Threonyl-tRNA synthetase (ThrRS) is a class II aminoacyl-tRNA synthetase (aaRS), which are a ubiquitous family of enzymes that have a vital role in protein biosynthesis. In particular, it catalyzes the activation and subsequent aminoacylation of its corresponding tRNAThr. Because of the close structural and electronic similarity between its cognate substrate threonine and the noncognate serine, the catalytic aminoacylation site of ThrRS is not able to fully discriminate between them. In this study we have explored multiple possible post-transfer editing mechanisms for ThrRS from Escherichia coli. The editing site is known to contain two conserved histidyls (His73 and His186) and a cysteinyl (Cys182), all of which could act as the required mechanistic base. We have performed detailed molecular dynamics (MD) and quantum mechanics/molecular mechanics (QM/MM) studies in which the protonation states of each of these residues was varied. Furthermore, using the various substrate-bound active site models obtained, we have examined previously proposed and alternative possible mechanisms for deaminoacylation of Ser-tRNAThr by ThrRS in which His73 or Cys182 acts as the base: 11 mechanisms in total.

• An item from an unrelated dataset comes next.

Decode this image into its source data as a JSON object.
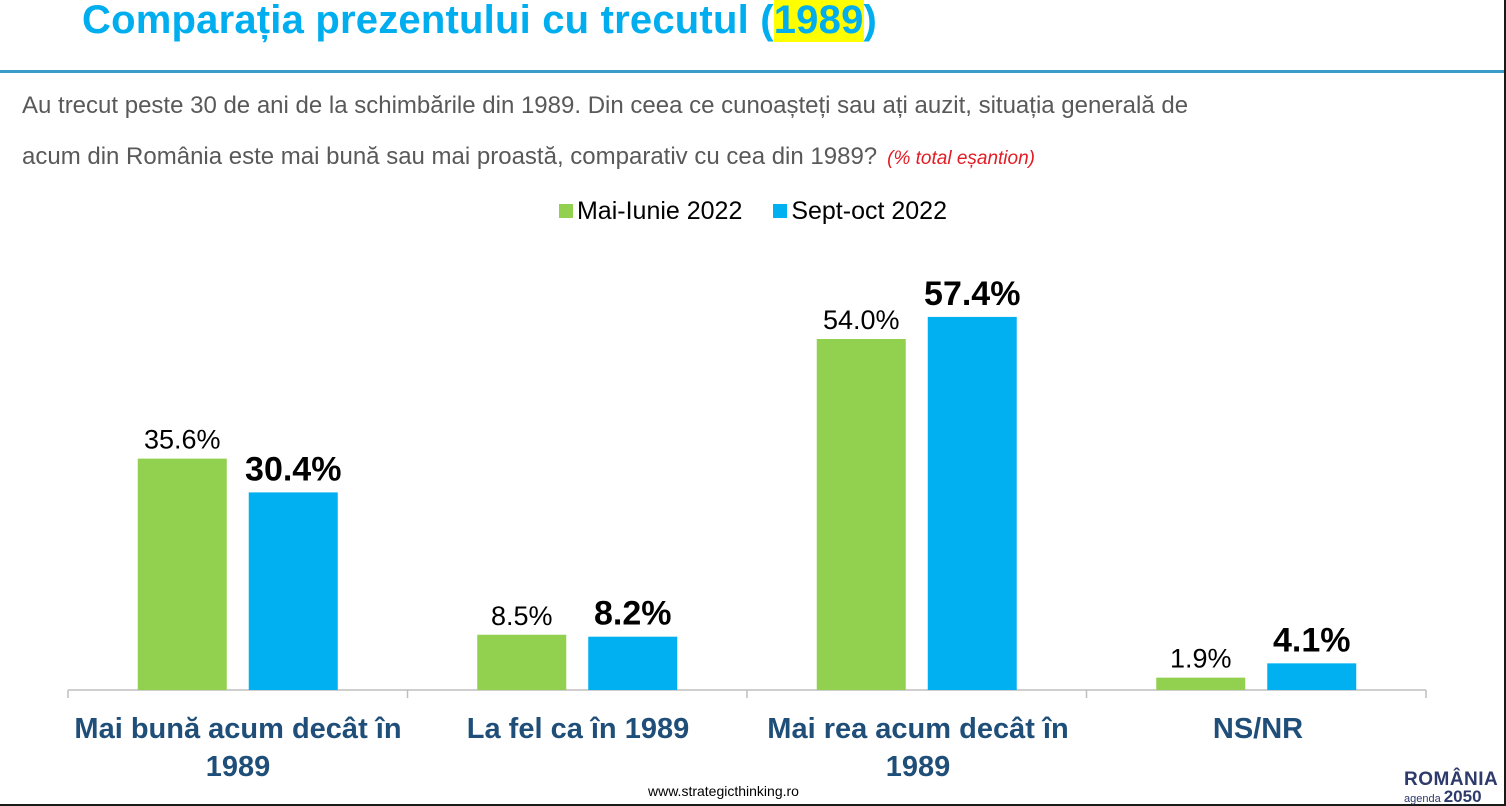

The present results suggest that the most feasible mechanism is obtained when both His73 and His186 are neutral, while the thiol of Cys182 is deprotonated and acts as a base. The resulting mechanism is found to occur in two steps. First, deprotonation of an active site water by the thiolate of Cys182 with its concomitant nucleophilic attack at the substrate's Ccarb center occurs with a calculated free energy barrier of 9.9 kcal/mol. The subsequent, and overall rate-limiting step, is a water-meditated proton transfer from Lys156 onto the Ado763′-oxygen resulting in simultaneous cleavage of the Ado763′O–Ccarb bond with a free energy barrier of 20.8 kcal/mol.